Hongkong, Thursday, February 10, 1927.

No. 20,030
Page 7



   The local Boy Scouts were reviewed yesterday in the grounds of Government House by H.E. the Governor, Sir Cecil Clementi, Chief Scout of the Colony.
   The review was made the occasion of the presentation to the 20th Troop of the Prince of Wales' banner for the most efficient troop during the past year.
   Letters of commendation were presented to the 19th (1st Yaumatei) troop for services rendered in the apprehension of a bag snatcher and to the 20th (1st Central) troop for services rendered the police and Fire Brigade on fire outbreaks. When assembled at the Government House on Tuesday last they had been instrumental in putting out a fire which started in the grounds.
   The Hon. Dr. R.H.Kotewall having been enlisted as a joining member of the local Scout Movement and sworn in as President by Commissioner Waldegrave, he in turn presented H.E. the Governor with the Badge of Chief Scout.
   His Excellency then addressing the parade said:

"Not Disguised Militarism."

   I am glad to see so good a muster of you here this afternoon and I have noted with much pleasure your smart and workmanlike appearance and your good discipline. l especially congratulate the 20th Troop on winning the Prince of Wales' banner. Unhappily there are ill disposed people who, observing your smartness on parade and your good discipline, exclaim that the Boy Scout movement is only disguised militarism and who pretend to believe that our real aim is to make soldiers of you. There is no shred of truth in such an insinuation. The aim of the Boy Scout movement, looked at from the widest point of view, is to form a brotherhood of boys of all races, nations and creeds in the hope that, when these boys grow to manhood, the brotherhood of boys will pass naturally into a worldwide brotherhood of men. Looked at from the point of view of the individual boy the aim of the Boy Scout movement is to make men of you - chivalrous, upright, resourceful, law abiding men.


   Discipline is one of the means by which these things are taught. Discipline is the outward and visible sign of the inward and spiritual grace. It should mean that in all your acts you are fully conscious that you form part of a troop, an association, a worldwide brotherhood, and that each of you will subordinate at all times his individual aims and ambition to the welfare of the whole fellowship to which he belongs. This is the way in which useful citizens of a country and of the commonwealth of all countries can be made; and this is the ideal which the Boy Scout movement strives to realise. Never forget this and let this ideal inspire your work both as boys and when you become men.
   The Hon. Dr. Kotewall expressed thanks to His Excellency for making the presentations and also for the deep interest he had always shown in the movement. He, in turn, endorsed His Excellency's remarks with regard to the smart and workmanlike turn out of the Scouts present.
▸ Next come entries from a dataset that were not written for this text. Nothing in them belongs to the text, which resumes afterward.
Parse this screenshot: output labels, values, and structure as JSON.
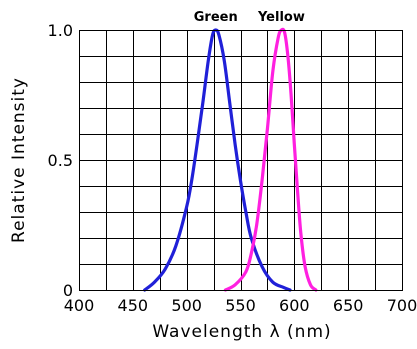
{
  "chart_data": {
    "type": "line",
    "title": "",
    "xlabel": "Wavelength λ  (nm)",
    "ylabel": "Relative Intensity",
    "xlim": [
      400,
      700
    ],
    "ylim": [
      0,
      1.0
    ],
    "x_ticks": [
      400,
      450,
      500,
      550,
      600,
      650,
      700
    ],
    "x_tick_labels": [
      "400",
      "450",
      "500",
      "550",
      "600",
      "650",
      "700"
    ],
    "y_ticks": [
      0,
      0.5,
      1.0
    ],
    "y_tick_labels": [
      "0",
      "0.5",
      "1.0"
    ],
    "x_grid_step": 25,
    "y_grid_step": 0.1,
    "grid": true,
    "series": [
      {
        "name": "Green",
        "color": "#2020d8",
        "x": [
          461,
          470,
          480,
          490,
          500,
          505,
          510,
          515,
          520,
          524,
          527,
          530,
          535,
          540,
          545,
          550,
          555,
          560,
          570,
          580,
          590,
          596
        ],
        "y": [
          0.0,
          0.03,
          0.08,
          0.17,
          0.32,
          0.43,
          0.57,
          0.72,
          0.88,
          0.98,
          1.0,
          0.98,
          0.88,
          0.72,
          0.56,
          0.42,
          0.3,
          0.2,
          0.09,
          0.03,
          0.01,
          0.0
        ]
      },
      {
        "name": "Yellow",
        "color": "#ff20e0",
        "x": [
          536,
          545,
          555,
          560,
          565,
          570,
          575,
          580,
          585,
          588,
          591,
          594,
          597,
          600,
          603,
          606,
          610,
          615,
          620
        ],
        "y": [
          0.0,
          0.02,
          0.07,
          0.14,
          0.25,
          0.42,
          0.62,
          0.84,
          0.97,
          1.0,
          0.99,
          0.9,
          0.75,
          0.56,
          0.38,
          0.22,
          0.09,
          0.02,
          0.0
        ]
      }
    ]
  }
}
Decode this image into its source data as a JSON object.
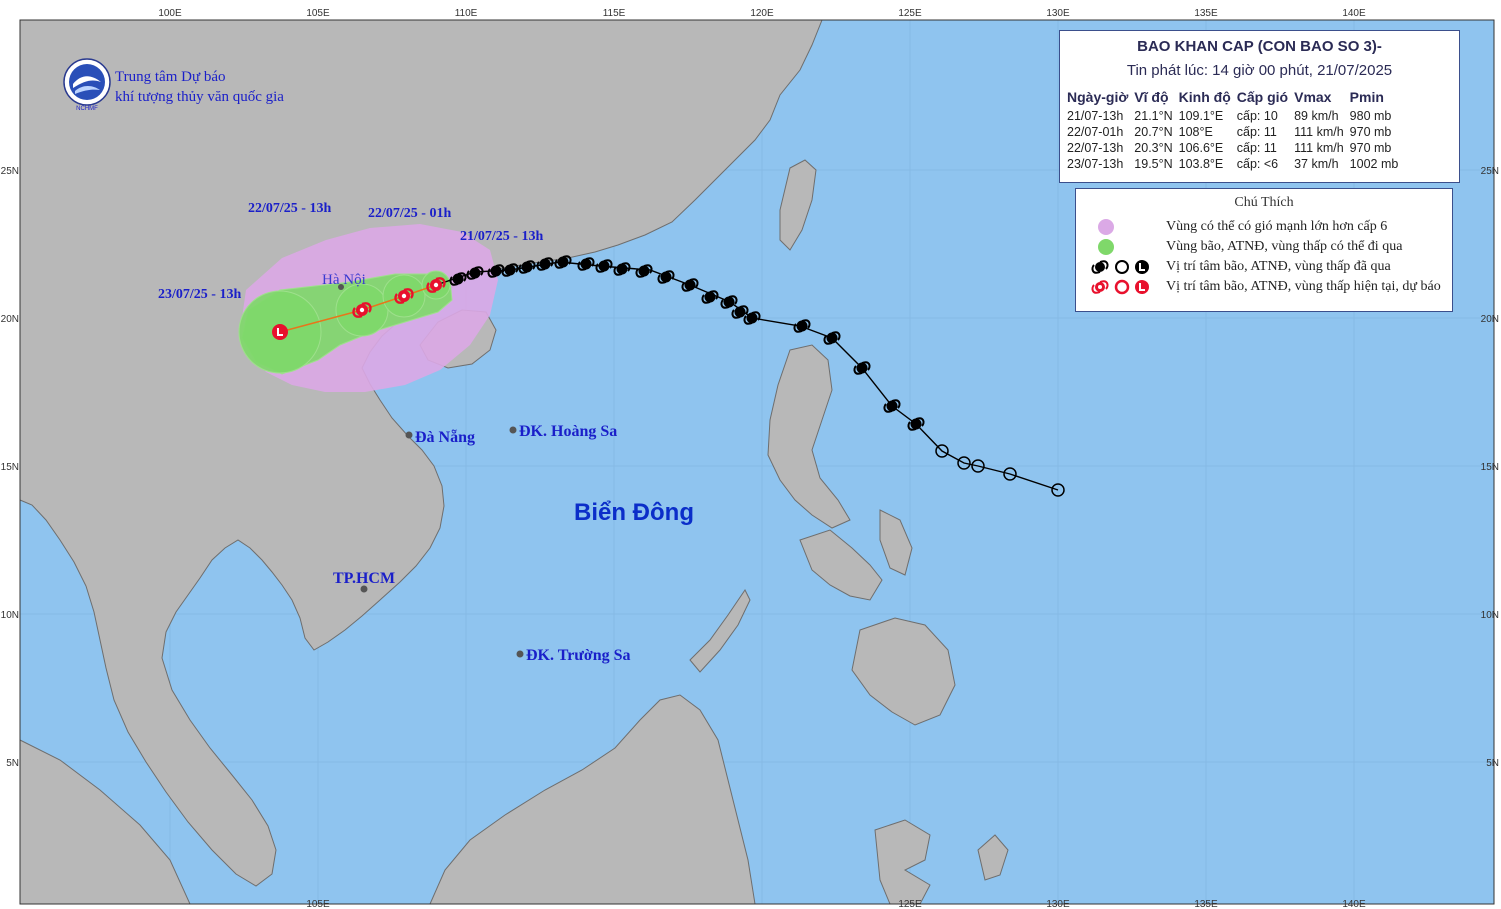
{
  "org": {
    "name_line1": "Trung tâm Dự báo",
    "name_line2": "khí tượng thủy văn quốc gia",
    "logo_text": "NCHMF"
  },
  "axes": {
    "lon_top": [
      "100E",
      "105E",
      "110E",
      "115E",
      "120E",
      "125E",
      "130E",
      "135E",
      "140E"
    ],
    "lon_bottom": [
      "105E",
      "125E",
      "130E",
      "135E",
      "140E"
    ],
    "lat_left": [
      "25N",
      "20N",
      "15N",
      "10N",
      "5N"
    ],
    "lat_right": [
      "25N",
      "20N",
      "15N",
      "10N",
      "5N"
    ]
  },
  "places": {
    "sea": "Biển Đông",
    "hanoi": "Hà Nội",
    "danang": "Đà Nẵng",
    "hoangsa": "ĐK. Hoàng Sa",
    "hcm": "TP.HCM",
    "truongsa": "ĐK. Trường Sa"
  },
  "forecast_labels": {
    "t0": "21/07/25 - 13h",
    "t12": "22/07/25 - 01h",
    "t24": "22/07/25 - 13h",
    "t48": "23/07/25 - 13h"
  },
  "bulletin": {
    "title": "BAO KHAN CAP (CON BAO SO 3)-",
    "issued": "Tin phát lúc: 14 giờ 00 phút, 21/07/2025",
    "headers": [
      "Ngày-giờ",
      "Vĩ độ",
      "Kinh độ",
      "Cấp gió",
      "Vmax",
      "Pmin"
    ],
    "rows": [
      [
        "21/07-13h",
        "21.1°N",
        "109.1°E",
        "cấp: 10",
        "89 km/h",
        "980 mb"
      ],
      [
        "22/07-01h",
        "20.7°N",
        "108°E",
        "cấp: 11",
        "111 km/h",
        "970 mb"
      ],
      [
        "22/07-13h",
        "20.3°N",
        "106.6°E",
        "cấp: 11",
        "111 km/h",
        "970 mb"
      ],
      [
        "23/07-13h",
        "19.5°N",
        "103.8°E",
        "cấp: <6",
        "37 km/h",
        "1002 mb"
      ]
    ]
  },
  "legend": {
    "title": "Chú Thích",
    "items": [
      "Vùng có thể có gió mạnh lớn hơn cấp 6",
      "Vùng bão, ATNĐ, vùng thấp có thể đi qua",
      "Vị trí tâm bão, ATNĐ, vùng thấp đã qua",
      "Vị trí tâm bão, ATNĐ, vùng thấp hiện tại, dự báo"
    ]
  },
  "colors": {
    "sea": "#8fc4ef",
    "land": "#b8b8b8",
    "strong_wind_zone": "#dba9e6",
    "storm_zone": "#7fd86a",
    "past_track": "#000000",
    "forecast_symbol": "#e8112d",
    "label_blue": "#1a1fc9"
  }
}
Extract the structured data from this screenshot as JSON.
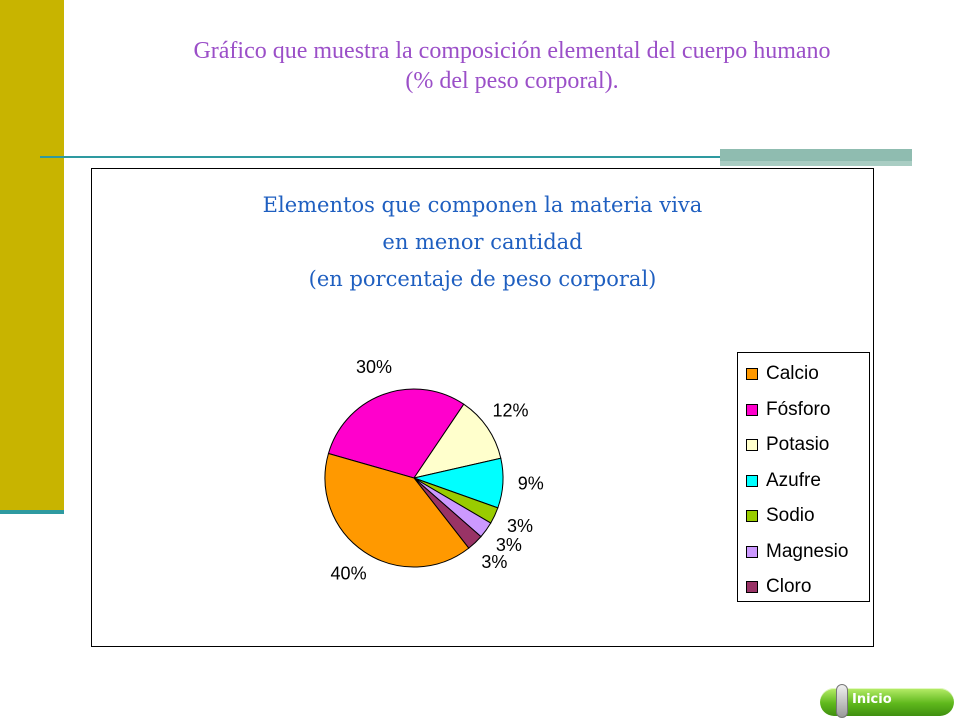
{
  "slide": {
    "title_lines": [
      "Gráfico que muestra la composición elemental del cuerpo humano",
      "(% del peso corporal)."
    ],
    "home_button_label": "Inicio"
  },
  "chart_data": {
    "type": "pie",
    "title_lines": [
      "Elementos que componen la materia viva",
      "en menor cantidad",
      "(en porcentaje de peso corporal)"
    ],
    "unit": "%",
    "slices": [
      {
        "name": "Calcio",
        "value": 40,
        "label": "40%",
        "color": "#ff9900"
      },
      {
        "name": "Fósforo",
        "value": 30,
        "label": "30%",
        "color": "#ff00cc"
      },
      {
        "name": "Potasio",
        "value": 12,
        "label": "12%",
        "color": "#ffffcc"
      },
      {
        "name": "Azufre",
        "value": 9,
        "label": "9%",
        "color": "#00ffff"
      },
      {
        "name": "Sodio",
        "value": 3,
        "label": "3%",
        "color": "#99cc00"
      },
      {
        "name": "Magnesio",
        "value": 3,
        "label": "3%",
        "color": "#cc99ff"
      },
      {
        "name": "Cloro",
        "value": 3,
        "label": "3%",
        "color": "#993366"
      }
    ],
    "legend_position": "right"
  }
}
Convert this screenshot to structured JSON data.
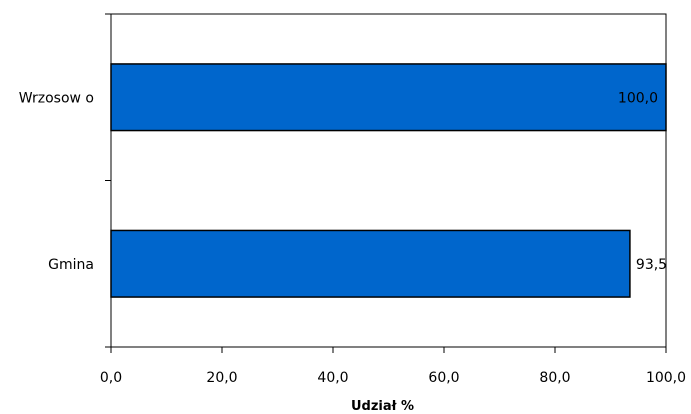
{
  "chart_data": {
    "type": "bar",
    "orientation": "horizontal",
    "categories": [
      "Wrzosowo",
      "Gmina"
    ],
    "display_categories": [
      "Wrzosow o",
      "Gmina"
    ],
    "values": [
      100.0,
      93.5
    ],
    "data_labels": [
      "100,0",
      "93,5"
    ],
    "xlabel": "Udział %",
    "xlim": [
      0,
      100
    ],
    "xticks": [
      0,
      20,
      40,
      60,
      80,
      100
    ],
    "xtick_labels": [
      "0,0",
      "20,0",
      "40,0",
      "60,0",
      "80,0",
      "100,0"
    ],
    "grid": false,
    "legend": "none",
    "bar_color": "#0066cc",
    "bar_edge_color": "#000000"
  }
}
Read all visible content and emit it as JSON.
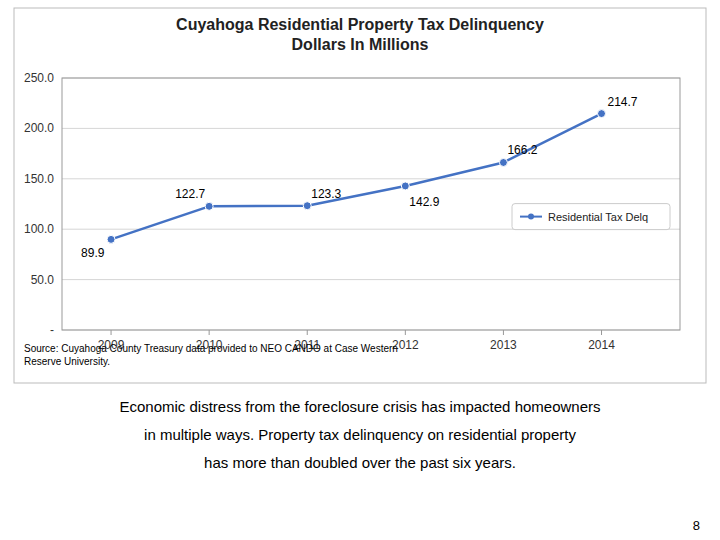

He corroborated what their Chief Scout had said about the movement, laying stress on the need for discipline in daily life. The Scouts should not forget that there was no truth in the assertion that they were a military body; they were neither military nor political and he himself would take no part in the movement, if he were not certain that it had an undoubted use. Discipline was an essential in life and the Scouts were not banded together merely for the playing of games, as His Excellency had pointed out on previous occasions, but to play the game of life. In conclusion, Dr. Kotewall expressed his great pleasure at being enrolled as one of them.
   The Rev. Waldegrave then presented warrants as Scoutmasters to Assistant Scoutmasters Roberts and Laveson Gower, after which cheers were called for the Chief Scout, His Excellency Sir Cecil Clementi; the newly appointed Presidents, Dr. Kotewall; and Lady Clementi as President of the Girl Guides.